I hate money. I hate money more than I've ever hated anything else. And having experienced both from time to time, I can honestly say that I hate the having as much as the having-not.

Monday, April 14, 2008

Education, Smeducation

I don't have time to write this post. I've got my final research papers due this week and a research presentation to complete by tomorrow night. This is some very important work for me because it will be the last time I have an opportunity to be in school until after I finish the "project" I'm hoping to complete this summer. (The "project," by the way, is giving me heartburn and very much joy.)

When I was a child, I attended a very conservative Christian school for about 9 years. It was a difficult experience in many ways, not the least of these was that I was constantly made to attend to matters of Theological Importance often presented in inept and unkind ways. Honest debate between teacher and student was prohibited in most cases, and to attempt to engage in such debate was a punishable offense in many others. The teachers, you see, having adult brains with which to engage those of children, can easily nail you for such nebulous infractions as having a "bad attitude" or being "disrespectful." I, having been punished for each of these crimes at one time or another, have come to realize that they each boil down to asking questions. But you can't exactly punish a kid for asking a question in school now can you? (Or, can you? Insert sinister snicker here.)

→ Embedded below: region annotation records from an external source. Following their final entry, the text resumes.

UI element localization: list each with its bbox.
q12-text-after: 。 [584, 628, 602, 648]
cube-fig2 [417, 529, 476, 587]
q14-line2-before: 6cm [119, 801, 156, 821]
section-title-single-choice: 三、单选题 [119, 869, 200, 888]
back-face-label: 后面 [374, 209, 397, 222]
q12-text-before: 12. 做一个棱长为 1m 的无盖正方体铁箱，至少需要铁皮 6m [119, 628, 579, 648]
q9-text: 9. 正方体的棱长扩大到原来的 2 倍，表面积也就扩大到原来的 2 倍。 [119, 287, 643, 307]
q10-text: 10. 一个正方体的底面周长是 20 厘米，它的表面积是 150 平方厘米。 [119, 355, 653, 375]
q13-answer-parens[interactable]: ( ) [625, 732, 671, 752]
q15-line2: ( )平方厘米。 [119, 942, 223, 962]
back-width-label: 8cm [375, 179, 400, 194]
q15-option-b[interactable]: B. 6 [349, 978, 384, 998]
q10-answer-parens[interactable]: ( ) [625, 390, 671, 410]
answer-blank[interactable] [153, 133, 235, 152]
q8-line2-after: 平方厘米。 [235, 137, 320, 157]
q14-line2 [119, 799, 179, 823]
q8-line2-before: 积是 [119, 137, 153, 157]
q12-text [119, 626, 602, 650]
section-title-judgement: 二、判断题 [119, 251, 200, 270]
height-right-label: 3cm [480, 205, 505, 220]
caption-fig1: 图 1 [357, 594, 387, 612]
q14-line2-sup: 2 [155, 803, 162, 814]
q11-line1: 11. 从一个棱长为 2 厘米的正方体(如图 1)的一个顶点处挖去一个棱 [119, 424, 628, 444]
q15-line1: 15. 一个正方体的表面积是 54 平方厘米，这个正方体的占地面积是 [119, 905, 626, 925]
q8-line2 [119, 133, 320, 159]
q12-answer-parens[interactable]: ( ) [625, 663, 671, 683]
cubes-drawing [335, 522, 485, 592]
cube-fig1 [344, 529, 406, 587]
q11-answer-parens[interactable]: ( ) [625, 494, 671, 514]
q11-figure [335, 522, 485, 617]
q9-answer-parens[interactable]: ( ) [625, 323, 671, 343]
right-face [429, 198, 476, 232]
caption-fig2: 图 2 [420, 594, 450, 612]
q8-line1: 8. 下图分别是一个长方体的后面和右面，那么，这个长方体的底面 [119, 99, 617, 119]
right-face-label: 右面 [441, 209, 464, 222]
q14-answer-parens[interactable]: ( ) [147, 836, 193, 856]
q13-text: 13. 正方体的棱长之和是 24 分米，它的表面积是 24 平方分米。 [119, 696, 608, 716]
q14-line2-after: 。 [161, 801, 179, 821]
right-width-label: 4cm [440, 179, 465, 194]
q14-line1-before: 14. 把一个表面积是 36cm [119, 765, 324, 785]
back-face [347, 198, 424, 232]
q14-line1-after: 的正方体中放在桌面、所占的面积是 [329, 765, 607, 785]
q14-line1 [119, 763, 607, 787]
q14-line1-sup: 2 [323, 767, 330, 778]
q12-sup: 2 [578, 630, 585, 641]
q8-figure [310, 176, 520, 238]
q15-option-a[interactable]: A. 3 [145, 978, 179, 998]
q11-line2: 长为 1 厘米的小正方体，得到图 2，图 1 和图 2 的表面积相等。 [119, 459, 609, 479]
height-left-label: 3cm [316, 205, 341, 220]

Surprisingly, many of the students to be extruded from this sausage factory of education came out pretty well. Not surprisingly, many of the ones who appear to be doing pretty well are actually pretty damaged. Especially the ones who don't think so.

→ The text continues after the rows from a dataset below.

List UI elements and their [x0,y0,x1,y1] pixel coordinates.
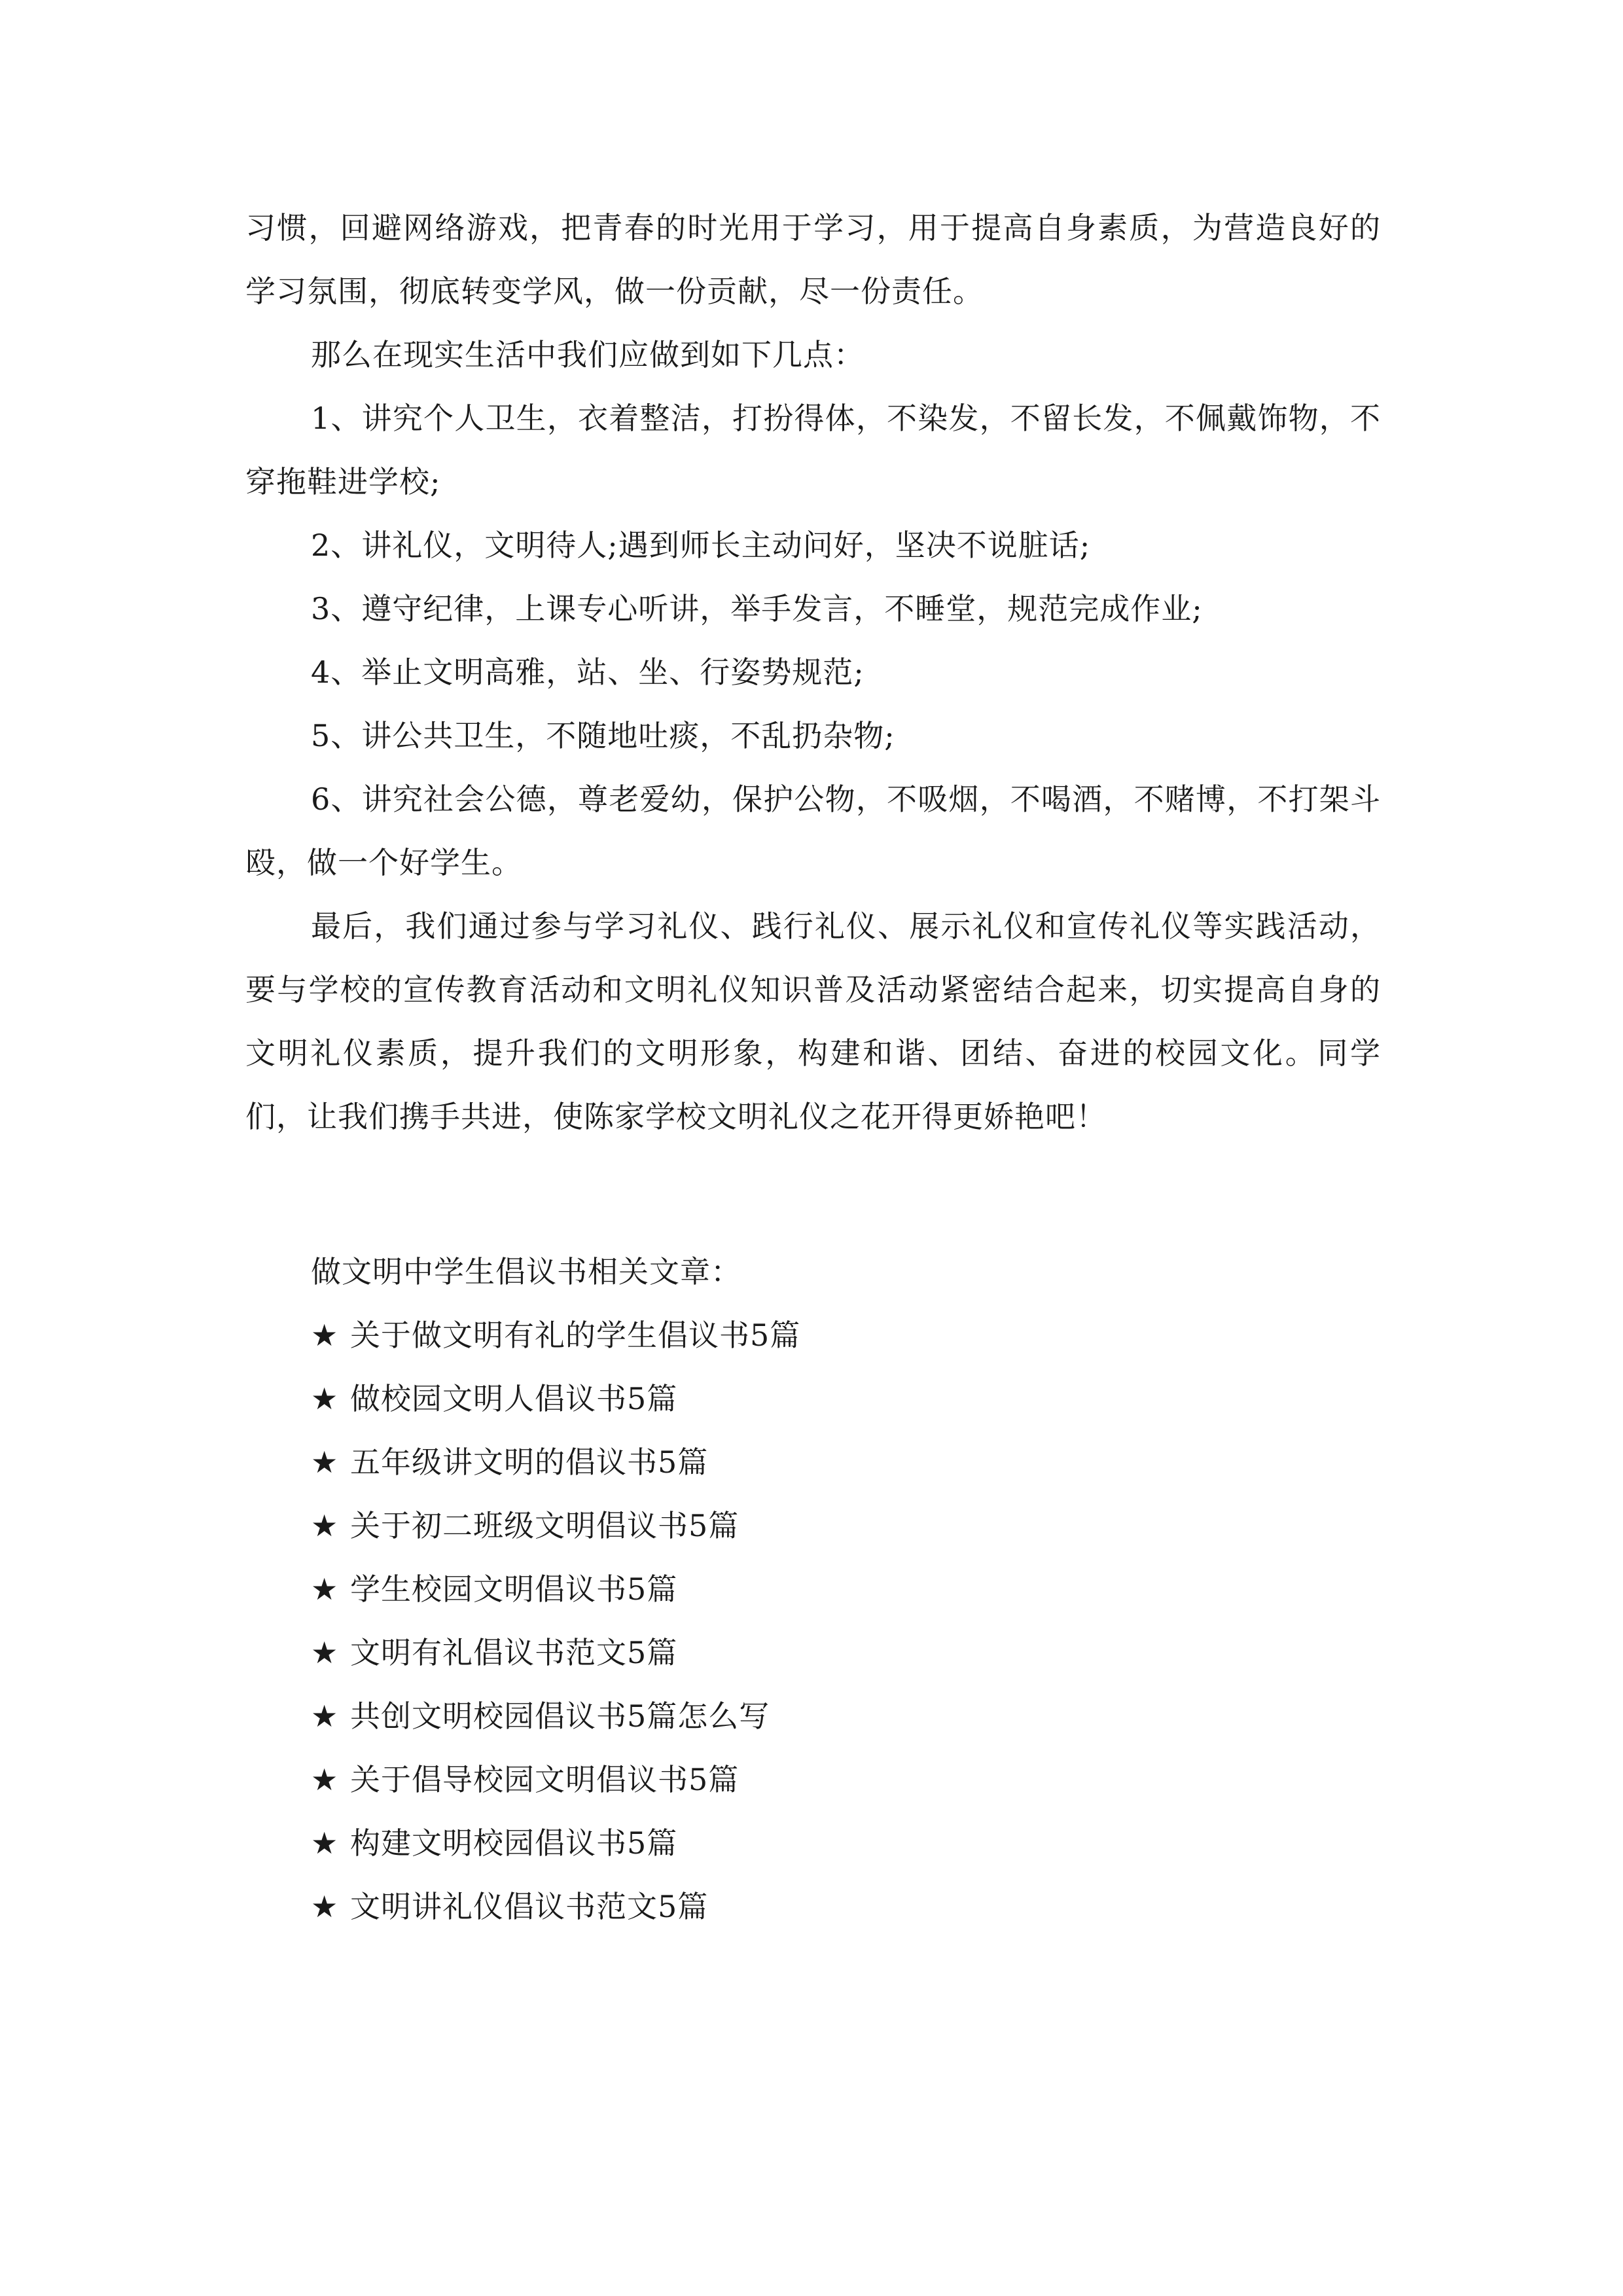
star-icon: ★ [311,1318,339,1353]
related-article-link[interactable]: 共创文明校园倡议书5篇怎么写 [350,1698,770,1734]
paragraph-4: 3、遵守纪律，上课专心听讲，举手发言，不睡堂，规范完成作业; [311,591,1203,626]
star-icon: ★ [311,1381,339,1416]
paragraph-2: 1、讲究个人卫生，衣着整洁，打扮得体，不染发，不留长发，不佩戴饰物，不穿拖鞋进学校; [245,401,1381,499]
list-item[interactable] [245,1431,1381,1494]
list-item[interactable] [245,1812,1381,1875]
document-body [245,196,1381,1149]
related-article-link[interactable]: 构建文明校园倡议书5篇 [350,1825,678,1861]
list-item[interactable] [245,1875,1381,1939]
star-icon: ★ [311,1762,339,1797]
list-item[interactable] [245,1367,1381,1431]
paragraph-1: 那么在现实生活中我们应做到如下几点： [311,337,865,372]
star-icon: ★ [311,1508,339,1543]
related-article-link[interactable]: 关于做文明有礼的学生倡议书5篇 [350,1318,801,1353]
star-icon: ★ [311,1825,339,1861]
list-item[interactable] [245,1748,1381,1812]
related-article-link[interactable]: 文明有礼倡议书范文5篇 [350,1635,678,1670]
related-article-link[interactable]: 学生校园文明倡议书5篇 [350,1571,678,1607]
related-articles-title: 做文明中学生倡议书相关文章： [311,1254,741,1289]
related-article-link[interactable]: 关于倡导校园文明倡议书5篇 [350,1762,740,1797]
related-article-link[interactable]: 文明讲礼仪倡议书范文5篇 [350,1889,709,1924]
star-icon: ★ [311,1571,339,1607]
list-item[interactable] [245,1621,1381,1685]
paragraph-6: 5、讲公共卫生，不随地吐痰，不乱扔杂物; [311,718,895,753]
paragraph-7: 6、讲究社会公德，尊老爱幼，保护公物，不吸烟，不喝酒，不赌博，不打架斗殴，做一个好学生。 [245,781,1381,880]
list-item[interactable] [245,1558,1381,1621]
paragraph-8: 最后，我们通过参与学习礼仪、践行礼仪、展示礼仪和宣传礼仪等实践活动，要与学校的宣传教育活动和文明礼仪知识普及活动紧密结合起来，切实提高自身的文明礼仪素质，提升我们的文明形象，构建和谐、团结、奋进的校园文化。同学们，让我们携手共进，使陈家学校文明礼仪之花开得更娇艳吧！ [245,908,1381,1134]
star-icon: ★ [311,1698,339,1734]
list-item[interactable] [245,1304,1381,1367]
related-article-link[interactable]: 做校园文明人倡议书5篇 [350,1381,678,1416]
paragraph-3: 2、讲礼仪，文明待人;遇到师长主动问好，坚决不说脏话; [311,528,1091,563]
list-item[interactable] [245,1685,1381,1748]
star-icon: ★ [311,1635,339,1670]
list-item[interactable] [245,1494,1381,1558]
star-icon: ★ [311,1444,339,1480]
star-icon: ★ [311,1889,339,1924]
related-articles [245,1240,1381,1939]
related-articles-list [245,1304,1381,1939]
paragraph-0: 习惯，回避网络游戏，把青春的时光用于学习，用于提高自身素质，为营造良好的学习氛围，彻底转变学风，做一份贡献，尽一份责任。 [245,210,1381,309]
related-article-link[interactable]: 五年级讲文明的倡议书5篇 [350,1444,709,1480]
related-article-link[interactable]: 关于初二班级文明倡议书5篇 [350,1508,740,1543]
paragraph-5: 4、举止文明高雅，站、坐、行姿势规范; [311,655,865,690]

I don't usually think about this experience too much, but I'm recently reminded of how narrow the margins of "acceptable thought" can be in some Christian communities. Especially educational communities. I am dismayed that some institutions still don't allow honest questions. I am dismayed that the Christian educational community which was, let's face it, the Mother of All Educational Communities can be so, well, un-educational.

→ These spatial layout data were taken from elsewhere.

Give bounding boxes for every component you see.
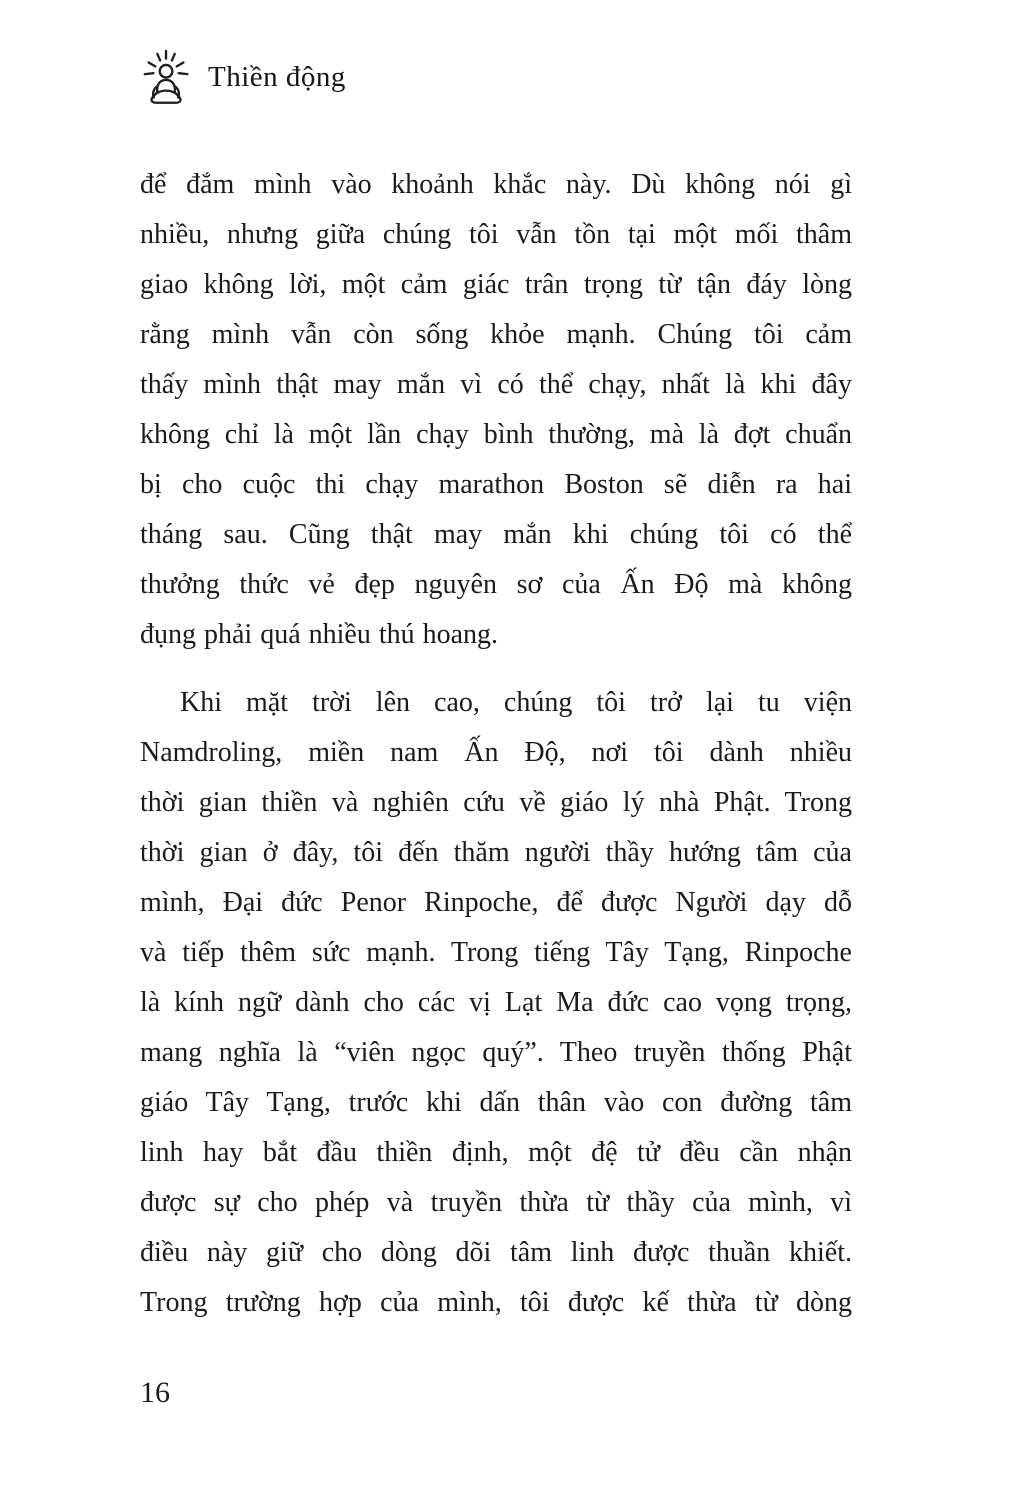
text-line: tháng sau. Cũng thật may mắn khi chúng tôi có thể	[140, 519, 852, 550]
running-header-title: Thiền động	[208, 60, 346, 93]
text-line: mang nghĩa là “viên ngọc quý”. Theo truyền thống Phật	[140, 1037, 852, 1068]
text-line: được sự cho phép và truyền thừa từ thầy của mình, vì	[140, 1187, 852, 1218]
text-line: đụng phải quá nhiều thú hoang.	[140, 619, 499, 650]
text-line: để đắm mình vào khoảnh khắc này. Dù không nói gì	[140, 169, 852, 200]
text-line: linh hay bắt đầu thiền định, một đệ tử đều cần nhận	[140, 1137, 852, 1168]
text-line: thưởng thức vẻ đẹp nguyên sơ của Ấn Độ mà không	[140, 569, 852, 600]
text-line: Khi mặt trời lên cao, chúng tôi trở lại tu viện	[180, 687, 852, 718]
text-line: thấy mình thật may mắn vì có thể chạy, nhất là khi đây	[140, 369, 852, 400]
text-line: điều này giữ cho dòng dõi tâm linh được thuần khiết.	[140, 1237, 852, 1268]
text-line: mình, Đại đức Penor Rinpoche, để được Người dạy dỗ	[140, 887, 852, 918]
text-line: bị cho cuộc thi chạy marathon Boston sẽ diễn ra hai	[140, 469, 852, 500]
text-line: giao không lời, một cảm giác trân trọng từ tận đáy lòng	[140, 269, 852, 300]
page-number: 16	[140, 1376, 170, 1409]
page-header	[136, 48, 346, 110]
text-line: không chỉ là một lần chạy bình thường, mà là đợt chuẩn	[140, 419, 852, 450]
text-line: rằng mình vẫn còn sống khỏe mạnh. Chúng tôi cảm	[140, 319, 852, 350]
text-line: thời gian ở đây, tôi đến thăm người thầy hướng tâm của	[140, 837, 852, 868]
text-line: thời gian thiền và nghiên cứu về giáo lý nhà Phật. Trong	[140, 787, 852, 818]
text-line: là kính ngữ dành cho các vị Lạt Ma đức cao vọng trọng,	[140, 987, 852, 1018]
text-line: và tiếp thêm sức mạnh. Trong tiếng Tây Tạng, Rinpoche	[140, 937, 852, 968]
paragraph	[140, 678, 852, 1328]
paragraph	[140, 160, 852, 660]
text-line: giáo Tây Tạng, trước khi dấn thân vào con đường tâm	[140, 1087, 852, 1118]
text-line: nhiều, nhưng giữa chúng tôi vẫn tồn tại một mối thâm	[140, 219, 852, 250]
meditation-icon	[136, 48, 198, 110]
text-block	[140, 160, 852, 1328]
text-line: Namdroling, miền nam Ấn Độ, nơi tôi dành nhiều	[140, 737, 852, 768]
text-line: Trong trường hợp của mình, tôi được kế thừa từ dòng	[140, 1287, 852, 1318]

I don't even know what to say about this as I face the daunting fact that the educational choices we can pursue for our "project" are going to be limited to Dogmatic Christian Fascism and Radically Leftist Socialism. And that's if we're lucky enough to be able to pay for them. If we aren't, we'll always be able to turn to those schools run by the Federal No Child Left Behind Act. And that doesn't seem like a good choice either.

I am dismayed. Maybe I'll just buy myself a denim jumper and some Keds and do the job myself.

Nah. That's not going to happen either.

Tuesday, April 08, 2008

Orthodox Football

I saw the priest from the Orthodox parish down the street playing football with some children in the yard beside the church. Father! Father! Over here! Father! Look at me, Father! I'm open! His unruly vestments flapped joyfully behind him as he avoided the tackles of a dozen small hands and ran in a touchdown. I felt the laughter of Jesus resounding through the city, bouncing off the hospital, down the streets of the housing projects, across the Interstate, into the heart of God.

Friday, April 04, 2008

Pippa Passes

The wisteria vines have exploded in the neighborhood in a profusion of senseless, lavish and wasteful beauty.

The rain has redeemed the world making all nature rupture in a riot of green.

The birds and the animals know the gift and sing to God.

The human-neighbors delight at a wet spring and the promise of summer's bounty unspoiled by drought.

The girl-child jumps at the sound of her father's voice.

The mother with the empty head waits eagerly to learn what it is she doesn't yet know she doesn't know.

God is in his heaven, all's right with the world.

Except for that...it isn't.

But hope shines out like the first morning.